Maryland men’s basketball players flocked to a raucous crowd after the final buzzer of Sunday’s game against Northwestern, holding up heart-shaped symbols with their hands and handing out high-fives to the Xfinity Center mob.
Coach Kevin Willard has carried the tradition of greeting the student section at the end of the game from his tenure at Seton Hall. The Terps also rushed to the wall of fans after Maryland’s conference-opening win against then-No. 16 Illinois.
“I’ve done it every year,” Willard said. “I feel like we have the best student section now, and they’ve come out and they’ve supported us. It’s a Sunday noon game, just wanted to say thank you. I think it’s very important.”
The Terps were not only celebrating a crucial win with fans in terms of the state of the Big Ten standings, but a victory in their final home game of the season at Xfinity Center — a court that’s become their fortress and propelled them to relevancy near the top of the conference table.
Maryland completed its Big Ten home slate undefeated for the first time since the 2014-2015 season, its first season in the Big Ten and finished Willard’s inaugural year 16-1 at Xfinity Center. Its only loss was the program’s worst-ever defeat in the arena against now-No. 4 UCLA.
The Terps sold out three games this year — all of which came in their last four home games — the first time they’ve had three or more sellouts since the 2016-2017 season. Maryland’s average attendance rose by almost 1,000 per game this season despite the Terps’ listed crowd number consistently decreasing over the past six seasons, apart from a slight bump in 2020.

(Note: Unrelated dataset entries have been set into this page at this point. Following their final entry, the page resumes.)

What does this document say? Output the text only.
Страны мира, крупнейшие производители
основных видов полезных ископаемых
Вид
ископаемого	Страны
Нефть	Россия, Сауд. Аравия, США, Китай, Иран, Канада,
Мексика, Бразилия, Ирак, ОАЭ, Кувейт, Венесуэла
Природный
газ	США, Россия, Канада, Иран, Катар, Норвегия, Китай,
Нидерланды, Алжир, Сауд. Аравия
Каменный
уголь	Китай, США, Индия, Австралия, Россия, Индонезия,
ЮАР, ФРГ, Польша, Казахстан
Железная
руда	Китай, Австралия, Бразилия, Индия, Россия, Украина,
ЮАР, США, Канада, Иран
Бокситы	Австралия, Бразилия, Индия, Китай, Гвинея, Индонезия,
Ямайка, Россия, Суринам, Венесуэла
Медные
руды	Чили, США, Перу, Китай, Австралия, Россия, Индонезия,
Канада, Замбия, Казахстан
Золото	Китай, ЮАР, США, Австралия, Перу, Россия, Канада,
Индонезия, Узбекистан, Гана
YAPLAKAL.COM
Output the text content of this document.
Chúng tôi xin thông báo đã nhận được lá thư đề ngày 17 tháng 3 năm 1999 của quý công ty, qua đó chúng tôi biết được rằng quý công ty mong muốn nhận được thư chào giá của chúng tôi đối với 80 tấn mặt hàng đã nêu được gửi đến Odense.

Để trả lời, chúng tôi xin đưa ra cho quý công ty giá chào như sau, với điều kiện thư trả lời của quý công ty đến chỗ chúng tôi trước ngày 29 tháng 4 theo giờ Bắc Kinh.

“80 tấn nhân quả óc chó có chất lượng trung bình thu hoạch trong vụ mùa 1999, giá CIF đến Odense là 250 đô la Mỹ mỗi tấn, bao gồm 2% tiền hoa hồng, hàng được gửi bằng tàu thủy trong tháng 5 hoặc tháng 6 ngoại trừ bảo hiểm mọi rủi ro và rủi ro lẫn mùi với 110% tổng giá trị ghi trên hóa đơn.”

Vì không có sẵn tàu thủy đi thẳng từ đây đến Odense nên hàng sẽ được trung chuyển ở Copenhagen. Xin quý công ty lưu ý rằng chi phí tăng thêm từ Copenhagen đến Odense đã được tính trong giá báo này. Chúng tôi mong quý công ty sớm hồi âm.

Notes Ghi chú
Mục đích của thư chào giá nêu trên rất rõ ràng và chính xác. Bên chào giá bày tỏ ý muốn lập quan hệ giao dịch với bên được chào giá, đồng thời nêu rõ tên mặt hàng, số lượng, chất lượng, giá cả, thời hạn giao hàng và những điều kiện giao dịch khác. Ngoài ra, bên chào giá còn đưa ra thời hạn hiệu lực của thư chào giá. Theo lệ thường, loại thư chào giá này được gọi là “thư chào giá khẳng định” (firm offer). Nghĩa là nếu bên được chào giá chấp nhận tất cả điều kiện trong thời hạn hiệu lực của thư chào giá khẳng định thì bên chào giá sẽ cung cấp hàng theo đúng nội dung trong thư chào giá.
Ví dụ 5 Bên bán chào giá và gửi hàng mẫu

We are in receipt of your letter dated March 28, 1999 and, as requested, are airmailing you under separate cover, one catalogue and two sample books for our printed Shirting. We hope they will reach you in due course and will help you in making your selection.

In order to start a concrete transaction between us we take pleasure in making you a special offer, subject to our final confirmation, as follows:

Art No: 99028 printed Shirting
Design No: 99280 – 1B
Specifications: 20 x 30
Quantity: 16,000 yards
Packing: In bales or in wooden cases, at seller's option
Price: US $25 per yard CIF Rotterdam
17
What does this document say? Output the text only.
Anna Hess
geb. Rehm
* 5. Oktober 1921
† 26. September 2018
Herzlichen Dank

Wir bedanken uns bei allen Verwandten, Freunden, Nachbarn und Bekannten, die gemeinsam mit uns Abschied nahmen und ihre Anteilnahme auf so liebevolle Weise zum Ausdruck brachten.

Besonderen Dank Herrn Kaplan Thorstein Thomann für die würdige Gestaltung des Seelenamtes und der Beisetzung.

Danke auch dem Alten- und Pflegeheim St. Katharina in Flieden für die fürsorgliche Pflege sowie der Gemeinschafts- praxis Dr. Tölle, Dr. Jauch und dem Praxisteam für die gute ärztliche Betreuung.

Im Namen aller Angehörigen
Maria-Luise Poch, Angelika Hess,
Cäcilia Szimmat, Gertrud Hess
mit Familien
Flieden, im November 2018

That crowd has made its energy heard on multiple occasions this season, most memorably when it flooded onto the court at the final buzzer against then-No. 3 Purdue in Maryland’s first win over a top five ranked opponent since January 2016.
The Terps recorded their fifth win against a ranked opponent at home this season Sunday, launching a three-point assault with a season high 14 makes from deep on just 22 attempts to down the Wildcats on Maryland’s senior day.
Jahmir Young, Donta Scott, Hakim Hart, Don Carey and Patrick Emilien were all honored before the game. While Young, Scott and Hart all have an extra year of eligibility because of the COVID-19 pandemic, it was the last chance for Carey and Emilien to play in front of a home crowd.
Carey showed out in his last Xfinity Center game, notching one of his best performances of the season with 13 points on 4-for-7 shooting from deep. He blew a kiss to the crowd after one of his makes, showing his appreciation to Maryland’s fans in his last time playing in front of them.
“It's really a bittersweet feeling,” Carey said. “I just been sticking with it the whole time, to do that on senior night, that’s definitely something special. More importantly, I just think about the crowd, we got one of the best crowds in the country.”
The Terps’ 10-0 home record in conference play has given them the opportunity to clinch a double-bye in the Big Ten tournament, but they’ll need to overcome their putrid away record in their final two regular season games to get a pass to the quarterfinals.
Maryland is 1-7 on the road in conference play this year and has struggled at the end of close away games, with four of those losses coming by five points or fewer.
“We played pretty good on the road, we just haven't closed on the road,” Willard said. “It’s hard to win on the road in this conference. It’s hard. This group has gotten better on the road … I think they understand at times you have to grind it out. We have to do a much better job on the road lining it out a little bit, slowing it down.”
With no more home games this year, the Terps will hope they can quickly learn to take care of business away from Xfinity Center with their two remaining conference road games, the upcoming Big Ten tournament in Chicago and neutral-site matchups in the NCAA tournament on the horizon.